Just coming back from my friend’s house, I remember waffling back and forth between a story that he had told me about how he had brought a gay friend over to his house one day, whom his parents quickly dismissed and uninvited into their home.
Growing up side by side by this friend, his story immediately sparked a new curiosity within me. It was also around this exact time that I came across the realization that my conservative, Catholic parents and I had never had a conversation about homosexuality. That night, I came home, walked up the stairs, and found my dad sitting at the dining room table, casually reading the news. It seemed to me then that this conversation was fated, was destined to happen.
"Hey, dad? What would you do if I brought a gay friend home?"
I remember with vivid clarity the sincerity and vulnerability behind his response. He slowly adjusted from his seat, inching closer to me at the adjacent chair, and said, for what seems to be the first time since I was born: I don’t know.
It’s probably safe to assume that for my parents, the issue of homosexuality had never quite come up in their lives. In many ways, this was to be expected. We lived in the crux of conservativism in the heart of the Bible belt. Before then, they had lived in a land across the Pacific, where homosexuality was considered mythical at best.
My father took another sip from his cup of tea and set it down in front of him. As I sat next to him, I studied his face and I imagined all of the inner cogs in his mind twisting and churning to produce an answer. I could see his frustration with not giving a hardline response, with not knowing an answer. Staring at the cup in front of him, he took a breath.

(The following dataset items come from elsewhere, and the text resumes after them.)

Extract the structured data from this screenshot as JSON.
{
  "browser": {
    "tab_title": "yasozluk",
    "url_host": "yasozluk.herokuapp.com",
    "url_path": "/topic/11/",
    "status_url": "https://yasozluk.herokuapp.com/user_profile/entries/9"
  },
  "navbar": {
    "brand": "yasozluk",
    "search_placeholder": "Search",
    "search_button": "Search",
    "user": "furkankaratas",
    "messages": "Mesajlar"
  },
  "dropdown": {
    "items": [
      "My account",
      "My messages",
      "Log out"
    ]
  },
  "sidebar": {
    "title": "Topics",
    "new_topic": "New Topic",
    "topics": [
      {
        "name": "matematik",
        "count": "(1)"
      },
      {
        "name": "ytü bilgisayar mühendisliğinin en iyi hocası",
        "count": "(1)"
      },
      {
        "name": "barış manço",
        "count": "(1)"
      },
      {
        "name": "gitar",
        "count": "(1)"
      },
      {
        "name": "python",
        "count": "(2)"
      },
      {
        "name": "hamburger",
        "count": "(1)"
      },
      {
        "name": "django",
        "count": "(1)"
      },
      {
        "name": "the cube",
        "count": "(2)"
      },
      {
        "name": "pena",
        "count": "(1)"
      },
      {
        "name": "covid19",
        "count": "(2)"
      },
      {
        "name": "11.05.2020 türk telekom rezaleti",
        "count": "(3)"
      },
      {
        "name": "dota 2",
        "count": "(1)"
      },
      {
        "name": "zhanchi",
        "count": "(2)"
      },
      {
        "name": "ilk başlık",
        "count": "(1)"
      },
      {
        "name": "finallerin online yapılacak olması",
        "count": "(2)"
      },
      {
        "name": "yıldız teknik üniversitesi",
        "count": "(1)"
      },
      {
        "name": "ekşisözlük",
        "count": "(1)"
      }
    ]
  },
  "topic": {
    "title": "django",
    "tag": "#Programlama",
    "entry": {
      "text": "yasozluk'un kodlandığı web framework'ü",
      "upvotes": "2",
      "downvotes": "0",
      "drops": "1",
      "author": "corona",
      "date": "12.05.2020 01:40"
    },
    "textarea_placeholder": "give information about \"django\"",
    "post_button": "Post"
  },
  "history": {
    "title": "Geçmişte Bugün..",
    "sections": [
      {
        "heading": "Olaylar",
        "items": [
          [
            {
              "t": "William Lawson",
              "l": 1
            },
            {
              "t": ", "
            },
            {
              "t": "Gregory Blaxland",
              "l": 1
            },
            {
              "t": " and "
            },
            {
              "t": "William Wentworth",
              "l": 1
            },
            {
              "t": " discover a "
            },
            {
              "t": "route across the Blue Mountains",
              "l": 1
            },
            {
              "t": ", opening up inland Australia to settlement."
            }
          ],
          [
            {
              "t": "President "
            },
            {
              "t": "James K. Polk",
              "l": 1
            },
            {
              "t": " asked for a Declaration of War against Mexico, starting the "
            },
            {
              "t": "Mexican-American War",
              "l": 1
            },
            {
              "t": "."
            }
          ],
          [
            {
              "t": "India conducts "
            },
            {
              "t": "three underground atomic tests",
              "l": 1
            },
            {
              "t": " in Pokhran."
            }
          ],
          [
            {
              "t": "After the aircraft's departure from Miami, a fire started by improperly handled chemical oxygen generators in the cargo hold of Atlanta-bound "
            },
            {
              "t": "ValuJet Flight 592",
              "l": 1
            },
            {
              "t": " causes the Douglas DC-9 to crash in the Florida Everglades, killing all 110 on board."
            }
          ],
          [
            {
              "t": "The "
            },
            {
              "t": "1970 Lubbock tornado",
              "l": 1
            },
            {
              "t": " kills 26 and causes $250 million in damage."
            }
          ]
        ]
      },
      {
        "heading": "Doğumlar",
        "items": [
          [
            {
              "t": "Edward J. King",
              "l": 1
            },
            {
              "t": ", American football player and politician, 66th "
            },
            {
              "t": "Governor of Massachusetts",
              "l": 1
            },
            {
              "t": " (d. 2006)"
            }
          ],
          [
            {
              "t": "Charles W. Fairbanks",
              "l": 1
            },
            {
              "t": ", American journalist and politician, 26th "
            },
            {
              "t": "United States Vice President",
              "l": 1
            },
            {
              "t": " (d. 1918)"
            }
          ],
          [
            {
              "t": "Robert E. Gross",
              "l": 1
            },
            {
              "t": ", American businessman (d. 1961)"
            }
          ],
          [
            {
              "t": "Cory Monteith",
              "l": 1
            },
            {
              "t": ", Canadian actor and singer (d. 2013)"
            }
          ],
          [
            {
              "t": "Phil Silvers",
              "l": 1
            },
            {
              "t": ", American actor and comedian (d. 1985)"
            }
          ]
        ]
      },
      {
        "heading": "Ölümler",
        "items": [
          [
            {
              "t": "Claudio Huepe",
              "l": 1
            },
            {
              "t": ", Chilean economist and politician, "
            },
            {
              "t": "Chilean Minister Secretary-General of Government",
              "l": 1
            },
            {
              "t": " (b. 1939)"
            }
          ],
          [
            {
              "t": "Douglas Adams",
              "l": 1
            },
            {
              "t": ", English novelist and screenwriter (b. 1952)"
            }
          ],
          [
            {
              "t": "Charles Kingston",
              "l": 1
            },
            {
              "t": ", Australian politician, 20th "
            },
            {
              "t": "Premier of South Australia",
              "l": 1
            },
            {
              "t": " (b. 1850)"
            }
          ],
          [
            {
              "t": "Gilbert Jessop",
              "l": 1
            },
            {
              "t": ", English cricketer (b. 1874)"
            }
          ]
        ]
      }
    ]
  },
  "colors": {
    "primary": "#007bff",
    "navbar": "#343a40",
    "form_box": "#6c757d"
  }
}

"I don’t know, so I can’t judge."
Today, as I look back upon this conversation, I find myself in more admiration of my dad than previously before. A few years has passed since this particular conversation and perhaps nothing about my wisdom or maturity has changed. Yet as people begin to question the latest news, both in general and to me, I can’t help but feel moved by my father’s words that day and he willingness to admit his own shortcomings and weaknesses. He was strong to admit his vulnerability. He was even more strong to be sure not to let his vulnerability hurt others.